According to Adele, the long-distance relationship was “never going to work,” though she described the experience as “a great learning curve and nice to feel loved.”
“Woman Like Me” is easily the most accusatory song on the album, featuring searing lyrics about her ex’s complacency and laziness. However, its most poignant moment comes when Adele turns the gaze inwards.
“Even though I’m directing all the things I’m saying at someone else, they’re also things I’ve learned on this journey,” she told Rolling Stone. “The storyline of what I’m saying, I wouldn’t have been able to write before because it was something that I was experiencing myself.”
‘Sometimes loneliness is the only rest we get / And the emptiness actually lets us forget / Sometimes forgiveness is easiest in secret’
Adele spoke candidly about her post-breakup healing process in her interview with Lowe, including the several “gloomy” years she spent working through her feelings in therapy.
“Most of the time, it felt like I was never gonna come out the other side, which was scary. And I definitely lost hope, a number of times, that I’d ever find my joy again,” she said.

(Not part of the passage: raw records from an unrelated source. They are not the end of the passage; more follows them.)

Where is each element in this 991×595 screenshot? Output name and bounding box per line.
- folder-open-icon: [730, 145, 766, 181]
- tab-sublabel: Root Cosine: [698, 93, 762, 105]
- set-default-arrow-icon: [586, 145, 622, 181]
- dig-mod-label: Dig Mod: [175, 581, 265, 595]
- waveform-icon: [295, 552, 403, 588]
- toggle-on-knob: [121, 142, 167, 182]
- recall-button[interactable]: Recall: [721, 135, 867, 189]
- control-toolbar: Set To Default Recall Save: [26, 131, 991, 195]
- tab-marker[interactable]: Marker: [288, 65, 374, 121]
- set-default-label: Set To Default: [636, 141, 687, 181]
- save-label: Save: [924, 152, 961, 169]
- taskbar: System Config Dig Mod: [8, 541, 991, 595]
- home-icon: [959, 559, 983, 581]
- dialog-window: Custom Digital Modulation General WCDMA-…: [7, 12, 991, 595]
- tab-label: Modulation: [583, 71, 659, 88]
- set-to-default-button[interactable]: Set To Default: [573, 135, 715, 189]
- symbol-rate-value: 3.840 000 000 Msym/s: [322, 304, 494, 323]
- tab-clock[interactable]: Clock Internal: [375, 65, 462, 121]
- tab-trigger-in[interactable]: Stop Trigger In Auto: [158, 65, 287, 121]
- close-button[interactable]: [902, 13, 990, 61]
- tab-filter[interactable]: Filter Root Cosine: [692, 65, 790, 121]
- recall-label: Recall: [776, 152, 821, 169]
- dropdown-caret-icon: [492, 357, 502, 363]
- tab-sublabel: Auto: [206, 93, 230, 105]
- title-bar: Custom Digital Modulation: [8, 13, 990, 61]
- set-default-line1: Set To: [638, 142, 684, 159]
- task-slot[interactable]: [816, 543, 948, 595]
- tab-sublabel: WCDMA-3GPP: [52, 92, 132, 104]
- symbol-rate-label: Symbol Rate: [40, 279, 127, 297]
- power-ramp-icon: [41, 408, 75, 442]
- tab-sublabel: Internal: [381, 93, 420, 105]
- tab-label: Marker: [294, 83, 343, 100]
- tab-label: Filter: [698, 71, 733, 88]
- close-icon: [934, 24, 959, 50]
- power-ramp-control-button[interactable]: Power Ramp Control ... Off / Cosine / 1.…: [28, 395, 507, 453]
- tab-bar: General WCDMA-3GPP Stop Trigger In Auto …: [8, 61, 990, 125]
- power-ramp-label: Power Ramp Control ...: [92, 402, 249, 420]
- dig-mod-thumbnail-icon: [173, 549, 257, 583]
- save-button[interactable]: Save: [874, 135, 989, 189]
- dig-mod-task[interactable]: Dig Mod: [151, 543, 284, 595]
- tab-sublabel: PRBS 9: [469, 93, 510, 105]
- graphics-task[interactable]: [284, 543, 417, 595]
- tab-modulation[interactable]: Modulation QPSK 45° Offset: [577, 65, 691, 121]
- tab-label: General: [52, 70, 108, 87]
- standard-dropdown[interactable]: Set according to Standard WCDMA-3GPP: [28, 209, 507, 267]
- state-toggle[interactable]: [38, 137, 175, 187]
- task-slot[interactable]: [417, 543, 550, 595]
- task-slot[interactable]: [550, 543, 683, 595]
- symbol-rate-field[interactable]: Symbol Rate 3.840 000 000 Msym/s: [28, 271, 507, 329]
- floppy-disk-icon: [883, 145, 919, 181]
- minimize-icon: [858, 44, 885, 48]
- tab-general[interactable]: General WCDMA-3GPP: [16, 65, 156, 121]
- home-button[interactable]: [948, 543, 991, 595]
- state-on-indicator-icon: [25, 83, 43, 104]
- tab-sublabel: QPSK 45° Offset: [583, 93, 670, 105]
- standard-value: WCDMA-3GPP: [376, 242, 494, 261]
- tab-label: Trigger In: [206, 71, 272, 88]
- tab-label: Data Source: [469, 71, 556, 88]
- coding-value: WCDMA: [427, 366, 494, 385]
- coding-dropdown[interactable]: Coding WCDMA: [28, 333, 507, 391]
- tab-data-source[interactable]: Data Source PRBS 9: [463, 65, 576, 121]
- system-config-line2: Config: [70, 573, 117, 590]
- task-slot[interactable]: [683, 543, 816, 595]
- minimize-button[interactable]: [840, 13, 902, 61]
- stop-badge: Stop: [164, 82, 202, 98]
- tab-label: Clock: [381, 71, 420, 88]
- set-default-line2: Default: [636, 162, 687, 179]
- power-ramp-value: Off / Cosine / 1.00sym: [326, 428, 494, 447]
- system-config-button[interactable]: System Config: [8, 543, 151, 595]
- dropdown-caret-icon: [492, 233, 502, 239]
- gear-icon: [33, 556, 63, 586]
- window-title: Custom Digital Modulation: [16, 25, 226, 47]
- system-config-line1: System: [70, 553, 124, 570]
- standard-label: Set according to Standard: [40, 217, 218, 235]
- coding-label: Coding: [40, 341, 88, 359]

“Nothing made me happy. For a moment, anything to do with Angelo, I could feel pure love and joy for a split second,” she continued. “I didn’t realize I was making progress until I wrote ‘Hold On’ and listened back to it.”
Adele said she wrote the song’s chorus long before the verses and heart-rending bridge, which pays tribute to the times of loneliness and quietude that allowed her to re-center herself.

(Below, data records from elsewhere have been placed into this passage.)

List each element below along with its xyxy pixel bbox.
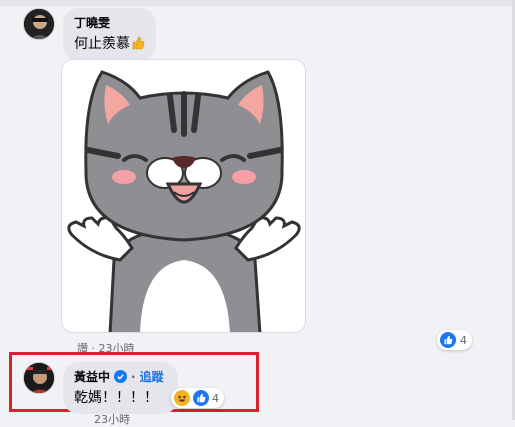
reaction-count: 4 xyxy=(212,391,219,405)
comment-bubble: 黃益中 · 追蹤 乾媽！！！！ xyxy=(63,362,178,414)
comment-text: 何止羨慕 xyxy=(74,33,145,54)
follow-button[interactable]: 追蹤 xyxy=(140,368,164,385)
like-reaction-icon xyxy=(193,390,209,406)
reaction-summary[interactable]: 4 xyxy=(171,388,224,408)
comment-author[interactable]: 丁曉雯 xyxy=(74,14,145,31)
avatar-photo-icon xyxy=(24,9,54,39)
comment-bubble: 丁曉雯 何止羨慕 xyxy=(63,8,156,61)
avatar-photo-icon xyxy=(24,363,54,393)
reaction-summary[interactable]: 4 xyxy=(437,330,472,350)
comment-text: 乾媽！！！！ xyxy=(74,390,158,406)
comment-timestamp[interactable]: 23小時 xyxy=(94,411,130,427)
comment-author-row: 黃益中 · 追蹤 xyxy=(74,368,164,385)
previous-comment-edge xyxy=(0,0,515,6)
verified-badge-icon xyxy=(114,370,128,383)
comment-text-content: 何止羨慕 xyxy=(74,36,130,52)
comment-author[interactable]: 黃益中 xyxy=(74,368,110,385)
comments-page: 丁曉雯 何止羨慕 讚 · 23小時 4 黃益中 · 追蹤 乾媽！！！！ 4 23… xyxy=(0,0,515,426)
avatar[interactable] xyxy=(23,8,55,40)
avatar[interactable] xyxy=(23,362,55,394)
haha-reaction-icon xyxy=(174,390,190,406)
sticker-image[interactable] xyxy=(61,59,306,333)
comment-item: 丁曉雯 何止羨慕 xyxy=(23,8,156,61)
thumbs-up-icon xyxy=(131,36,145,54)
separator-dot: · xyxy=(131,369,136,384)
comment-item: 黃益中 · 追蹤 乾媽！！！！ xyxy=(23,362,178,414)
reaction-count: 4 xyxy=(460,333,467,347)
gray-tabby-cat-shrug-sticker-icon xyxy=(67,70,301,332)
like-reaction-icon xyxy=(440,332,456,348)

“Oh fuck, I’ve really learned a lot,” she said of her reaction to the song. “I’ve really come a long way. But you just don’t always notice it while you’re learning.”
‘Let it be known that I cried for you / Even started lying to you / What a thing to do / All because I wanted / To be loved and love at the highest count’
“30” sees Adele taking more accountability for heartbreaks and shortcomings than any of her previous albums: “I have to really address myself now,” she previously told British Vogue.
This is best exemplified by “To Be Loved,” the powerful penultimate track.
“It’s about time that I face myself,” she sings in the first verse. In the chorus, she embraces her losses, sacrifices, attempts, and failures as necessary steps on the road to growth.
This all comes to a head in the bridge, when Adele confesses she lied to her ex-husband — presumably about wanting to be with him — because she wanted to be loved.
Adele told Lowe that she’ll probably never perform this song live because she “can’t even listen to it.”
“I have to leave the room. I get really upset, really choked up,” she said. “When I was writing it and when I was singing it, I just envisioned Angelo being in his 30s. I guess I’ll sing it to him then.”
‘Surely you know that I’m not easy to hold / It’s so sad how incapable of learning to grow I am’
“30” was meant to be released one year ago in 2020, but was delayed due to the pandemic.
Adele said she considered scrapping the album completely in the interim, since it represented a raw time in her life — more defined by defeatism than hope — that she has since moved beyond.
“Love Is a Game” represents that tension, capturing a struggle with emotional stasis and fear that “no amount of love can keep me satisfied.”
Now, Adele is happily in love with Rich Paul, a sports agent she met at a mutual friend’s birthday party years ago. She told Rolling Stone that it’s the most “incredible, openhearted, and easiest” relationship she’s ever been in.
“I’m not frightened of loneliness anymore,” she added.